Published: 19 July 2011

Abstract

Background

Workplace violence has been documented in all sectors, but female-dominated sectors such as health and social services are at particular risk. In 2007-2008, IntraHealth International assisted the Rwanda Ministries of Public Service and Labor and Health to study workplace violence in Rwanda's health sector. This article reexamines a set of study findings that directly relate to the influence of gender on workplace violence, synthesizes these findings with other research from Rwanda, and examines the subsequent impact of the study on Rwanda's policy environment.

Methods

Fifteen out of 30 districts were selected at random. Forty-four facilities at all levels were randomly selected in these districts. From these facilities, 297 health workers were selected at random, of whom 205 were women and 92 were men. Researchers used a utilization-focused approach and administered health worker survey, facility audits, key informant and health facility manager interviews and focus groups to collect data in 2007. After the study was disseminated in 2008, stakeholder recommendations were documented and three versions of the labor law were reviewed to assess study impact.

Results

Thirty-nine percent of health workers had experienced some form of workplace violence in year prior to the study. The study identified gender-related patterns of perpetration, victimization and reactions to violence. Negative stereotypes of women, discrimination based on pregnancy, maternity and family responsibilities and the 'glass ceiling' affected female health workers' experiences and career paths and contributed to a context of violence. Gender equality lowered the odds of health workers experiencing violence. Rwandan stakeholders used study results to formulate recommendations to address workplace violence gender discrimination through policy reform and programs.

Conclusions

Gender inequality influences workplace violence.
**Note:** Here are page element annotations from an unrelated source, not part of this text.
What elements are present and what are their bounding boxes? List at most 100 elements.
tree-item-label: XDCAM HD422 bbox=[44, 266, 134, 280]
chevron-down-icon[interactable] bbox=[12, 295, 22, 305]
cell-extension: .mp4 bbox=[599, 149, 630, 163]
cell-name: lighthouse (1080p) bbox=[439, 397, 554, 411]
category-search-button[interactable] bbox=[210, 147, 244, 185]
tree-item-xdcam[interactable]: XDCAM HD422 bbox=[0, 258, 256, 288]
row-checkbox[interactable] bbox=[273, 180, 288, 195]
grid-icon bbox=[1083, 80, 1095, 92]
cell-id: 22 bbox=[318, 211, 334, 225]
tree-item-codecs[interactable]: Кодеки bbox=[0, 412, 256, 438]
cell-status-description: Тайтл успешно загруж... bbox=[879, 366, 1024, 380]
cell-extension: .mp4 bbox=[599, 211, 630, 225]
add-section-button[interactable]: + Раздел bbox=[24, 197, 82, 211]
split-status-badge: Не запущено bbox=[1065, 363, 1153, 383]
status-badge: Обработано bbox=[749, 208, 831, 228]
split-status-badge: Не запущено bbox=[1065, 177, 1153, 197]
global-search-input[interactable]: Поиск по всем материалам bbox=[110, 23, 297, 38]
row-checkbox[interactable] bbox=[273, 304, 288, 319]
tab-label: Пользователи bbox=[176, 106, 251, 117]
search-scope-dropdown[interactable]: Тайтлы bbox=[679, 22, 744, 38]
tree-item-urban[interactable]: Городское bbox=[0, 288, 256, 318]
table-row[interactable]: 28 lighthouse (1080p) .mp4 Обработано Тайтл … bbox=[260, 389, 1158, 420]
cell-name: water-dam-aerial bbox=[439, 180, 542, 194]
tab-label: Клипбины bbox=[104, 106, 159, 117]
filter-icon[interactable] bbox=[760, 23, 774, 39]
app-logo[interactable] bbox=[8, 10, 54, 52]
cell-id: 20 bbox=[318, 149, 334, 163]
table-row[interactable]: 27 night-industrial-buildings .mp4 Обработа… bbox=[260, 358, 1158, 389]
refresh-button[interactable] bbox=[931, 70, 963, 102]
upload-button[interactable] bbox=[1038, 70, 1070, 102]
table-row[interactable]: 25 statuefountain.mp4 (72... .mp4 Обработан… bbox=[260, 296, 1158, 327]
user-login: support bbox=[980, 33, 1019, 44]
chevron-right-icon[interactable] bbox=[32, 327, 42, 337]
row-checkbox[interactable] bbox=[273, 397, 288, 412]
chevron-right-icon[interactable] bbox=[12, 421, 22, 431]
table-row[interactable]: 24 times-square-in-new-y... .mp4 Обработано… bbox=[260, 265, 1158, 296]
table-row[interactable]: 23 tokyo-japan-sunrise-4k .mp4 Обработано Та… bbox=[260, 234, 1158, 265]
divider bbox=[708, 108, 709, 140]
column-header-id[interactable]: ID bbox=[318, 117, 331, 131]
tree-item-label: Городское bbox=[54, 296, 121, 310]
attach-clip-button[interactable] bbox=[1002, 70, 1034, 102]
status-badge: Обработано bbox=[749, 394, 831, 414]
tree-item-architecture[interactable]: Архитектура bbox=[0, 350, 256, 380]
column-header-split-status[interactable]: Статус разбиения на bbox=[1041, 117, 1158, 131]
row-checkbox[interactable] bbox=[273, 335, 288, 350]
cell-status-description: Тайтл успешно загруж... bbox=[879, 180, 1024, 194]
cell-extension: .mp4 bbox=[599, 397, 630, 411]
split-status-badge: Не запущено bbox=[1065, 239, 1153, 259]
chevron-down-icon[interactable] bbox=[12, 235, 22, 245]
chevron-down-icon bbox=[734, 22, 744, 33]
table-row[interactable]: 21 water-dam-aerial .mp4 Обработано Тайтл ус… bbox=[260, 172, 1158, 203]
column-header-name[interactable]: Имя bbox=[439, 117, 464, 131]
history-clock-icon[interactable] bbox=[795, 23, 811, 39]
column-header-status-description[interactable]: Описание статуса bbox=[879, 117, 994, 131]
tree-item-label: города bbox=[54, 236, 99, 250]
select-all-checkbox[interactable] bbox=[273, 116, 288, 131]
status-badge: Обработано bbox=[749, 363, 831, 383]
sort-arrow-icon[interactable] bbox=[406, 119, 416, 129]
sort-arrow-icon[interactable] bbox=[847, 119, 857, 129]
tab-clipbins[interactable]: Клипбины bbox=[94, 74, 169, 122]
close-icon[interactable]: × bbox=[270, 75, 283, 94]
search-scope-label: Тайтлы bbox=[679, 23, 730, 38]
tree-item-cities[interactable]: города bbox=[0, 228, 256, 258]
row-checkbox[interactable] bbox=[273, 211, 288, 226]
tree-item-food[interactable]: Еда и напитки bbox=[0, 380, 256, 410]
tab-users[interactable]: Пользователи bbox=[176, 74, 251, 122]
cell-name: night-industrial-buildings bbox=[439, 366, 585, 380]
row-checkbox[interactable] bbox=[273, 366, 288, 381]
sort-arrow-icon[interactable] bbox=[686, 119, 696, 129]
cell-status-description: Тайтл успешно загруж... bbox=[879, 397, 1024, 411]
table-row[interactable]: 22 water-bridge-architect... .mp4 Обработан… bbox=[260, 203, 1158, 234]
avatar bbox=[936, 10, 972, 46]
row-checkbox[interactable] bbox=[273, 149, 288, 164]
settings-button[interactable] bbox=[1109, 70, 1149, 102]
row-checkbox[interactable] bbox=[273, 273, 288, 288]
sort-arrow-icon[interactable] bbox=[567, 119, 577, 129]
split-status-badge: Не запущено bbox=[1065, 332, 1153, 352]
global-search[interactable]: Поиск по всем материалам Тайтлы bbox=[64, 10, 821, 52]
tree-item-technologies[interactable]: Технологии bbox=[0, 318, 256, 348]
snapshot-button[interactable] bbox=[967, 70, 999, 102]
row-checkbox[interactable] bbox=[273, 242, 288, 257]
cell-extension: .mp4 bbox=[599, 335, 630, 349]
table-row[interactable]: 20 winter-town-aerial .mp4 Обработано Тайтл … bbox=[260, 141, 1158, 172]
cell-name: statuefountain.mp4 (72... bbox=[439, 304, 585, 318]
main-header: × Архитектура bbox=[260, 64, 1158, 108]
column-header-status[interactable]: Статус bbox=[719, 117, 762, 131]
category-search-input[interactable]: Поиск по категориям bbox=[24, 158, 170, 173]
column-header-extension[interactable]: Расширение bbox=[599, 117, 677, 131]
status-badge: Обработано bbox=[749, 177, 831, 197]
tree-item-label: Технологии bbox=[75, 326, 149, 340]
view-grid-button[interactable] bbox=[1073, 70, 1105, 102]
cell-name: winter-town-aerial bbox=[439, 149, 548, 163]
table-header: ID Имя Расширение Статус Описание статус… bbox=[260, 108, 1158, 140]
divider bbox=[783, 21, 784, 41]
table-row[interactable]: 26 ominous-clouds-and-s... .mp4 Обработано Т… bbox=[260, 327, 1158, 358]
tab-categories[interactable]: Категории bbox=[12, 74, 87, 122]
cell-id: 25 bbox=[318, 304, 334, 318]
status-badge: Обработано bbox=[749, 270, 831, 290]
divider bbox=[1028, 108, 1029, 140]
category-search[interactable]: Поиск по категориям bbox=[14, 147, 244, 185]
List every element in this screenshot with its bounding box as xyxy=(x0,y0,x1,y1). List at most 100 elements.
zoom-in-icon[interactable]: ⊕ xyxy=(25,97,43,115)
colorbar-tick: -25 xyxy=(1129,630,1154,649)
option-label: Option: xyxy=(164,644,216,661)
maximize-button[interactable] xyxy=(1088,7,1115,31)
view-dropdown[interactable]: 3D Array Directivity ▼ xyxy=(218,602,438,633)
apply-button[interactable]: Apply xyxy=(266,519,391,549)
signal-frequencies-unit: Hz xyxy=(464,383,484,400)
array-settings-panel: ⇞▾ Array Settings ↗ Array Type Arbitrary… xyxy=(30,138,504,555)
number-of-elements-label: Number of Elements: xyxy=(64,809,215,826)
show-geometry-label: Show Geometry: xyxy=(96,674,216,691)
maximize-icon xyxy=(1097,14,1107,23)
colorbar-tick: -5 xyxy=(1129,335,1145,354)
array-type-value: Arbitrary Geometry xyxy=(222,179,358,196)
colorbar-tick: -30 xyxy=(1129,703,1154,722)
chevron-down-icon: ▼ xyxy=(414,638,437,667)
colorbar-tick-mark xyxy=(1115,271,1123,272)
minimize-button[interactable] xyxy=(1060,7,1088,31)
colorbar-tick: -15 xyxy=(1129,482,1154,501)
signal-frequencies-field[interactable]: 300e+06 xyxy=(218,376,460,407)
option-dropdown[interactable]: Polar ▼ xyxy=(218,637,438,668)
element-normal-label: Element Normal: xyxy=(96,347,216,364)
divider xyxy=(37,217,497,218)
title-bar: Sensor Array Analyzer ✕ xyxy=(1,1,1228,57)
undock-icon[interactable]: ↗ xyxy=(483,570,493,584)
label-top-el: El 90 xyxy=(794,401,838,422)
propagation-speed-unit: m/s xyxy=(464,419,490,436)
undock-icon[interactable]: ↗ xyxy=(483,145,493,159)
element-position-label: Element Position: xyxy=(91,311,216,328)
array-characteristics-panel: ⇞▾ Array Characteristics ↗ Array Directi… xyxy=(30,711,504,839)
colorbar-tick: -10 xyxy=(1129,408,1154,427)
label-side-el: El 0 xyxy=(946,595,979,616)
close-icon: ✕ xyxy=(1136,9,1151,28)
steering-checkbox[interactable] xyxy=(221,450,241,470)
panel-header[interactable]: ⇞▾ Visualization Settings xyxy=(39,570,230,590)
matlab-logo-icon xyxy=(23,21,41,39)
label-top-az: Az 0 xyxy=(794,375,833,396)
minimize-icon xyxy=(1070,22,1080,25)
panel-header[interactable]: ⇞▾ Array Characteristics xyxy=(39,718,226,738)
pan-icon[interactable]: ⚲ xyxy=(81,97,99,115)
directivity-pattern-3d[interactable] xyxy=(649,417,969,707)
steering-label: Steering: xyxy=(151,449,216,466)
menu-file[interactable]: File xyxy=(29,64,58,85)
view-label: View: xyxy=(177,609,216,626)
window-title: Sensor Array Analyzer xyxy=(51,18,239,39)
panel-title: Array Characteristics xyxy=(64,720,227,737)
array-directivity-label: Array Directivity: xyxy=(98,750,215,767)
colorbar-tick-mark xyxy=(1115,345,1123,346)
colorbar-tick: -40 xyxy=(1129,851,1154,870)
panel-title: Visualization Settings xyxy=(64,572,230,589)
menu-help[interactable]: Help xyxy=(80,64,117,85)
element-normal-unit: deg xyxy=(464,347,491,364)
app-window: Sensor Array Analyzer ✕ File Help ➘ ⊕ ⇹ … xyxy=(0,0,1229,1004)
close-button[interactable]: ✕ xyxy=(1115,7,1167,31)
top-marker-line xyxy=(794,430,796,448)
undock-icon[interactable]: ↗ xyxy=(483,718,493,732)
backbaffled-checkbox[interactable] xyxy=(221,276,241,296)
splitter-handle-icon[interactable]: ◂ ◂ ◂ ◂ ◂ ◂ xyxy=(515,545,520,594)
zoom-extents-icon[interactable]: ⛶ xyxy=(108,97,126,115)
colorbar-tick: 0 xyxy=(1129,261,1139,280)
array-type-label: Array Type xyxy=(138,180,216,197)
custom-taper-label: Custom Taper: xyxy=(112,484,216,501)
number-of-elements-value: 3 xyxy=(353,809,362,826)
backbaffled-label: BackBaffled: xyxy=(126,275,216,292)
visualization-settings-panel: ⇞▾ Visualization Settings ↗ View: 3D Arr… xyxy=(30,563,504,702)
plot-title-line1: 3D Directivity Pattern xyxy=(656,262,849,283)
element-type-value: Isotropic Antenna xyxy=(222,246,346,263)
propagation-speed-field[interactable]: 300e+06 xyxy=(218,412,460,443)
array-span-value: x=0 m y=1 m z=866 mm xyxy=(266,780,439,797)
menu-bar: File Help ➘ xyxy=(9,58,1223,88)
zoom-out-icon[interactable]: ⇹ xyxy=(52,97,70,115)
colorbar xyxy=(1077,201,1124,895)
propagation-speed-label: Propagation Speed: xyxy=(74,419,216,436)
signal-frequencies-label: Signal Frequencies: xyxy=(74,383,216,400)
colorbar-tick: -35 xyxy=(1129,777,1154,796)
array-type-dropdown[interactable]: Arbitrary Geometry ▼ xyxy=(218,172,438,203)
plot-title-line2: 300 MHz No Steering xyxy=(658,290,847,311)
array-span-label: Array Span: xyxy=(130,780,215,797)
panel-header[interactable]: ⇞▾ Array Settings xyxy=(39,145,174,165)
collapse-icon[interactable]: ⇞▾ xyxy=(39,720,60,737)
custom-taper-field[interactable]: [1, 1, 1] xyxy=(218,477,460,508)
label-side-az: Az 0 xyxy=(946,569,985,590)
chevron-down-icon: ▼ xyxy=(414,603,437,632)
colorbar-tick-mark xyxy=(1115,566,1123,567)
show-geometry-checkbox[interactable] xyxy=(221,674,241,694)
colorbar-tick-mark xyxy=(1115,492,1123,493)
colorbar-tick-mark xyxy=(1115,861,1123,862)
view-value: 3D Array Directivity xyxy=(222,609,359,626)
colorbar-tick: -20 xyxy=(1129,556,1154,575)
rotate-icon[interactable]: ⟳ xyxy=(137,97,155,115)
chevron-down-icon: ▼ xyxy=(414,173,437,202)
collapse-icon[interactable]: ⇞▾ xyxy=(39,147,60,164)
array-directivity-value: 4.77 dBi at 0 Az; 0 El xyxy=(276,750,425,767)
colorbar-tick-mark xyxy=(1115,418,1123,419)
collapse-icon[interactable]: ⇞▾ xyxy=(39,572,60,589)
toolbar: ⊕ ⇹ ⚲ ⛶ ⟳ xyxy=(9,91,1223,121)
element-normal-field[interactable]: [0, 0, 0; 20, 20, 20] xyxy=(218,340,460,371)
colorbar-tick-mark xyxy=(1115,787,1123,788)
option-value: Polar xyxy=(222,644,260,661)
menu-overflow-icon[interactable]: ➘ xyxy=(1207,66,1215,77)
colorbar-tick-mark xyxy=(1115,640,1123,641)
Addressing gender discrimination and violence simultaneously should be a priority in workplace violence research, workforce policies, strategies, laws and human resources management training. This will go a long way in making workplaces safer and fairer for the health workforce. This is likely to improve workforce productivity and retention and the enjoyment of human rights at work. Finally, studies that involve stakeholders throughout the research process are likely to improve the utilization of results and policy impact.